Our world is shaped by algorithms and models, absorbing data and churning out insights at incredible rates. Everything from which television shows are renewed to which groceries are stocked at your local store are determined based on the results of data modeling. Those are relatively innocuous outcomes, but data modeling is also determining how police resources are distributed and whether an individual convicted of a crime is likely to re-offend. In a perfect world, where data had no bias and models didn’t require human input, that might result in optimal outcomes, but we don’t live in that world. Models are only as good as their designers and data doesn’t know what it hasn’t seen.
Even more fundamentally, it is data scientists who are framing the very questions that are considered worth exploring through data.
When you look at it that way, data scientists have a lot of influence, and if data scientists are a homogenous group with similar backgrounds and interests, it narrows the world that we explore and limits the validity of the insights we produce from the data.
That homogeneity isn’t limited to educational or technical backgrounds. According to Burtch Works (via DSSe), 85% of data scientists and 74% of predictive analysts are male. Considering the fields that make up those professions, the disconnect becomes even more apparent: only 19% of computer science bachelor’s degrees in 2018 were awarded to women. Statistics does better, at almost 43% female, and economics (via the National Science Foundation) falls somewhere around 31%, but consider that overall, women earn 57% of all bachelor’s degrees awarded. Given the stark numbers in education, it’s not surprising that women are underrepresented among the data science and predictive analytics professions. Of course, that lack of representation means that the questions we ask, the variables we use in models, and even our interpretations of those models are all skewed by selection bias within our profession.
Amazon was reminded of this in 2018: after sinking time and money into an attempt to use AI to improve their hiring practices, all they found was that the model, trained on incredibly biased data composed of their successful past hires, would find ever more subtle ways to filter out women. Amazon had the perspective to understand the limitations of their algorithm (or, more accurately, their dataset), but how many firms apply data science in a hopelessly biased way without ever seeing it? Or what about the case where an algorithm is accurate in its predictions but the application of that knowledge doesn’t consider potentially negative outcomes? Target encountered such a situation several years ago when its data science team was able to accurately predict when a customer was pregnant based on their purchase history, and used that information to market pregnancy- and baby-related items to the customers. What they did not consider is that those marketing circulars go to households, not individuals, and the pregnant person might not want that information shared, as in the case of a teenaged girl who had not yet told her parents of her unplanned pregnancy. As many articles at the time noted, it could have been a disastrous outcome if a woman was hiding her pregnancy due to the risk of violence. In this case, a more diverse team with a wider range of life experience might have noticed the potential danger in the application of their insights.

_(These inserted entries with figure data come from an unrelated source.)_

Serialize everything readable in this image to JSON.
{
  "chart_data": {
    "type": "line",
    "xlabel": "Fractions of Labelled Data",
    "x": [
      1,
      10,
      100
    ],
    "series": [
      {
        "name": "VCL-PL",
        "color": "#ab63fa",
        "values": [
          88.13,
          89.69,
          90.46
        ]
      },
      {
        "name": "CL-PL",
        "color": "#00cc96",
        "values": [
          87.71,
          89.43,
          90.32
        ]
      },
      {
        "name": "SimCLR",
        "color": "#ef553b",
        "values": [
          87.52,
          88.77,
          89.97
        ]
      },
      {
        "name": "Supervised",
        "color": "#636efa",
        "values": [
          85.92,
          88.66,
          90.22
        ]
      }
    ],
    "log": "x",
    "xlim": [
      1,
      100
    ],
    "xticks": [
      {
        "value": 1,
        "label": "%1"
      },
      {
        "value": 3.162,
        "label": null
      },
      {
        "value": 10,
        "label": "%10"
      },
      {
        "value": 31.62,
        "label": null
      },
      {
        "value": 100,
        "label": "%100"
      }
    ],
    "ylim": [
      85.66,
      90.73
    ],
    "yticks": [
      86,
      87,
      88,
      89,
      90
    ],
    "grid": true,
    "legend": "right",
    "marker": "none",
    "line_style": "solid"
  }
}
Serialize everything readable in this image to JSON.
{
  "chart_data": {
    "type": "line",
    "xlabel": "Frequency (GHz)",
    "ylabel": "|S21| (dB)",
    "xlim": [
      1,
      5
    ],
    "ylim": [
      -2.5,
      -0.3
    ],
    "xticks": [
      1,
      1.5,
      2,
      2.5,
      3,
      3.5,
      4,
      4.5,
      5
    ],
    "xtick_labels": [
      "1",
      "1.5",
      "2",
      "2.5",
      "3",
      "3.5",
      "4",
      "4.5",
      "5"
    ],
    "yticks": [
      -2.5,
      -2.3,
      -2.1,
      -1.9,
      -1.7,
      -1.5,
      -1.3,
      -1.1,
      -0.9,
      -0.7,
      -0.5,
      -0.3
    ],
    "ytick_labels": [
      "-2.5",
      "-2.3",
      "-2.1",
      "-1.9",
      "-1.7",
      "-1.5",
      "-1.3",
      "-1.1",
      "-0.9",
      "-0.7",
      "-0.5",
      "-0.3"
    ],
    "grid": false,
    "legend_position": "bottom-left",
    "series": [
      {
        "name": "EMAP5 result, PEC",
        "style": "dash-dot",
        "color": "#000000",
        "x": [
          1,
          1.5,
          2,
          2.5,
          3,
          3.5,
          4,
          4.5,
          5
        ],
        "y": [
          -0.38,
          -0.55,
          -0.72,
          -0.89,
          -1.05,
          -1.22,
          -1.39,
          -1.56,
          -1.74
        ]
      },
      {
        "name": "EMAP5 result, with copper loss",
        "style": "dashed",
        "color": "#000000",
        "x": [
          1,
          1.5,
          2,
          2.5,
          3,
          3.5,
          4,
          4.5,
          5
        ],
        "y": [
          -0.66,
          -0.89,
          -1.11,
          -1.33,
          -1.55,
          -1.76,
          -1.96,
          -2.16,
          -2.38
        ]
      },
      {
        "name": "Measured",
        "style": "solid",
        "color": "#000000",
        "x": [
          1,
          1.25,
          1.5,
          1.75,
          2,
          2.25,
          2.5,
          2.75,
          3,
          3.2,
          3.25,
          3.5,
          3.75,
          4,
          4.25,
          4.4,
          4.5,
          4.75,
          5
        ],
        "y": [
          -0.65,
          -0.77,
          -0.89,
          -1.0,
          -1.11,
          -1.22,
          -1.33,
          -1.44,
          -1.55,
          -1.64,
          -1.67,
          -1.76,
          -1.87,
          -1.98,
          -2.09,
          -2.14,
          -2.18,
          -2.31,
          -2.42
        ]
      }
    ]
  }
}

Without breadth of perspective, you end up with the inevitable failure of imagination. That’s why initiatives like DSSe, working to elevate women in data science, matter.
Having more women in data science affects everything from the questions we ask to the tools we use to the techniques we explore. By bringing our perspectives, we create better models and answer more meaningful questions.
Intel, for instance, committed to an ambitious plan to increase diversity in its ranks in 2015. Almost three years later, they have improved representation among women and minority groups by 63% and have done so without sacrificing profitability in any way — not a surprise, given Morgan Stanley's report that highly gender diverse companies can deliver slightly better returns with lower volatility. Data science is still young, and we have the opportunity to shape the field so that it reflects the world it explores. It may skew male now, but with programs like DSSe, mentorship between women in the field, and targeted encouragement of young women considering careers in data science, soon data science will have the diversity of perspective that can truly elevate the field.